"We were looking for a campaign that was insights-driven and delivered a culturally relevant message," said Dipika Hemdev, assistant manager of multicultural marketing at General Mills and one of this year's judges. One of the judges' favorite campaigns, for Scotts Miracle-Gro, did all that "and also tops it off with humor. Those are the ads that typically won." The Scotts campaign, for Ortho Home Defense Max Insect Killer by Grupo Gallegos, was named best Hispanic campaign -- and was the first Hispanic TV commercial the marketer has ever done. In the spot, an innocent flip flop used to smash bugs turns into a merciless killing machine that hops around on its own and finally starts spraying a large canister of Ortho Home Defense all by itself.
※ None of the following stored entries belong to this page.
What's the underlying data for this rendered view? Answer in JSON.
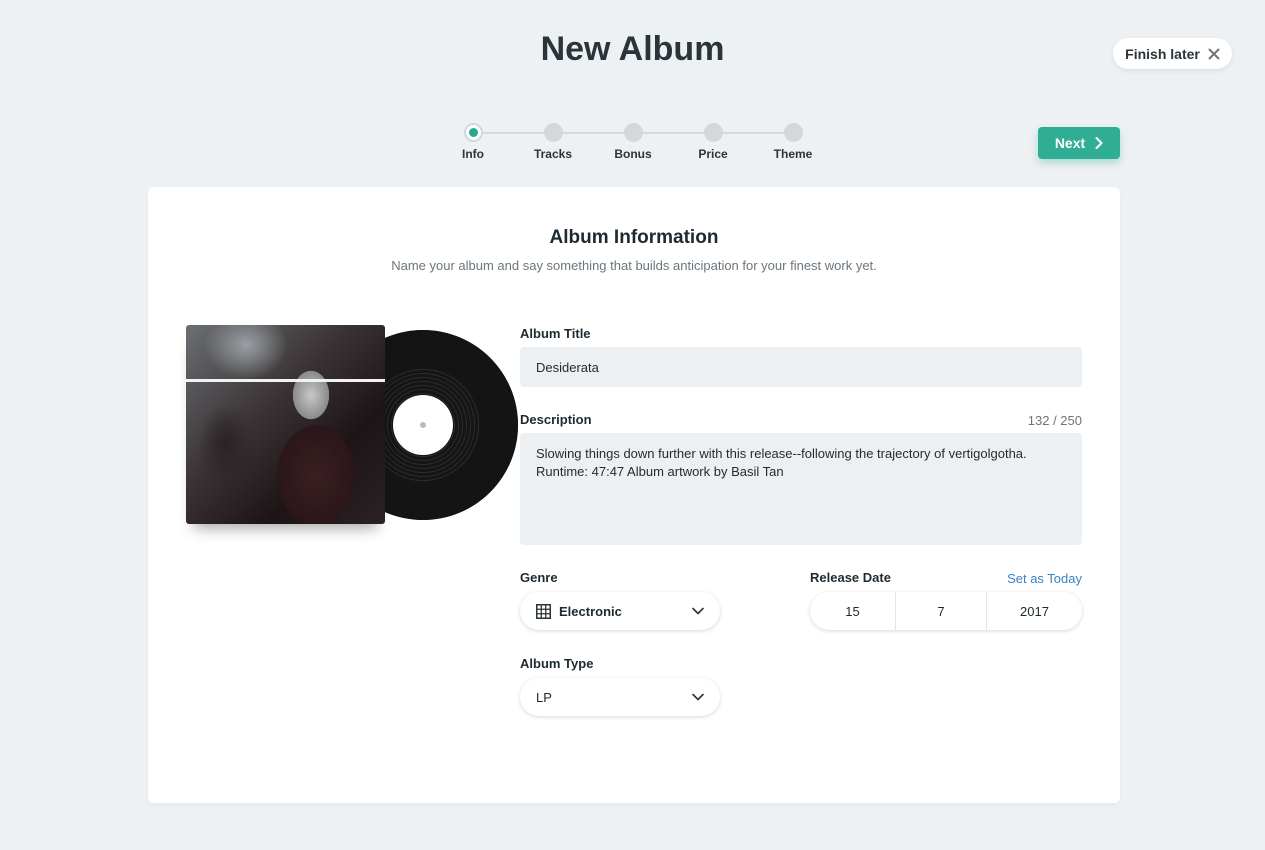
{
  "header": {
    "title": "New Album",
    "finish_later_label": "Finish later"
  },
  "stepper": {
    "steps": [
      {
        "label": "Info",
        "active": true
      },
      {
        "label": "Tracks",
        "active": false
      },
      {
        "label": "Bonus",
        "active": false
      },
      {
        "label": "Price",
        "active": false
      },
      {
        "label": "Theme",
        "active": false
      }
    ],
    "next_label": "Next"
  },
  "card": {
    "title": "Album Information",
    "subtitle": "Name your album and say something that builds anticipation for your finest work yet.",
    "album_title": {
      "label": "Album Title",
      "value": "Desiderata"
    },
    "description": {
      "label": "Description",
      "value": "Slowing things down further with this release--following the trajectory of vertigolgotha.\nRuntime: 47:47 Album artwork by Basil Tan",
      "count": "132 / 250"
    },
    "genre": {
      "label": "Genre",
      "value": "Electronic",
      "icon": "grid-icon"
    },
    "release_date": {
      "label": "Release Date",
      "set_today_label": "Set as Today",
      "day": "15",
      "month": "7",
      "year": "2017"
    },
    "album_type": {
      "label": "Album Type",
      "value": "LP"
    }
  },
  "colors": {
    "accent": "#2fae93",
    "link": "#3b82c4",
    "background": "#eef1f4"
  }
}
Grupo Gallegos scored again with best radio campaign, for Target . In one spot, a Mexican band mellifluously sings a list of sales items like "Green Giant baby carrots for $1.99." The tagline: "At Target , sales prices sound like a serenade." In the Target serenade, they're singing "Grade A large eggs for only 99 cents a dozen," Ms. Hemdev said. "That humor really resonates."
The winner in the digital media category was Toyota Motor Sales, whose Asian-American agency InterTrend Communications partnered Toyota with Hatsune Miku, a Japanese computer-generated pop star who is a hit in Asia and well known to the young Asian-American women dubbed "Discerning Dreamers" by Toyota. The small anime-like Miku character, sporting very long blue hair, became the image of Corolla's "Big Dreams in a Compact Package" strategy for Asian women. The campaign was launched to coincide with Hatsune Miku's real virtual debut in the U.S., to maximize traffic to Toyota's website, Facebook page and YouTube channel, where Miku's "Dream Harmonic" video was posted and hit 1 million views in less than three weeks.
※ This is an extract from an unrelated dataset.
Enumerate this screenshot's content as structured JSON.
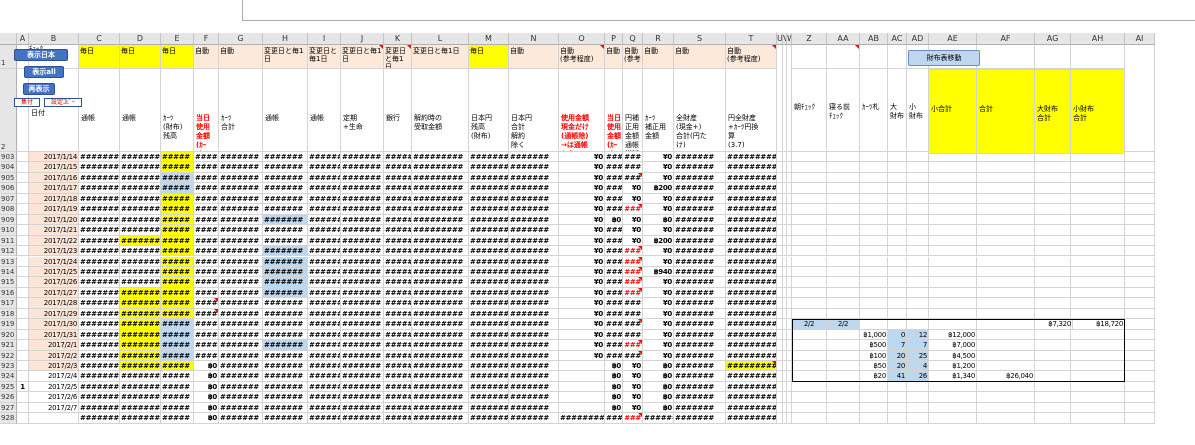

"For the general market that [Miku] figure wouldn't mean much," said Hector Vallejo, a multicultural marketing exec at DeWALT Industrial Tool Co. and one of the judges. "But it was very relevant, very hip, and very targeted and culturally relevant to young Asian Americans."
Judges awarded best Campaign with Significant Results to the "Visit Florida" effort by Alma DDB, a Hispanic agency that does general market work for the Florida tourism group. Alma DDB's task was to lure back the visitors from six key U.S. cities who had reliably accounted for 31% of Florida's out-of -state visitors until the recession and headlines about the massive Gulf of Mexico oil spill discouraged tourists. A TV spot shows tempting images of a carefree vacation in the sun, and ends with a woman in a winter coat staring wistfully at an outdoor ad showing just such a fantasy-like vacation, with the tagline "Unleash your Florida side." Alma DDB said that an 83% jump in incremental travel was attributed to the ads in 2010, with a further 47% increase in 2011.
The best African-American campaign was for Ford Motor Co. by WPP Group's Uniworld Group, and included a TV spot starring comedian and actor Kevin Hart, who crashes an outdoor wedding reception in a roomy white Ford Explorer packed with wedding presents. The happy couple, thinking the Explorer is one of the gifts, drive off.
Uniworld also won the award for best print campaign for the United States Marine Corps In each ad, a Marine in uniform names the town they are from, followed by the tagline "A United States marine is what I am." A URL leads to a map of the U.S. with links to videos of Marines' personal stories of realizing their dreams, like becoming a helicopter pilot.
Two of the winning campaigns were for anti-smoking efforts. In the spot named best Asian-American campaign, for the California Department of Public Health by the A Partnership, a small child is eating from a bowl of cereal that turns into filthy cigarette butts that he spoons into his ash-covered mouth. The tagline: "When you smoke, your child gets your leftovers." The other anti-smoking effort, for the North Carolina Health and Wellness Trust by Capstrat, was named the best general-market campaign.
Allstate Insurance Co. and Leo Burnett picked up the LGBT award for an outdoor and online campaign designed to show LGBT consumers in California that Allstate appreciates them for who they are, and understands their frustration at not being treated equally under the law. One ad featuring two women holding hands reads "Same sex, same treatment" and explains that with Allstate registered domestic partners get the same discounts as married couples.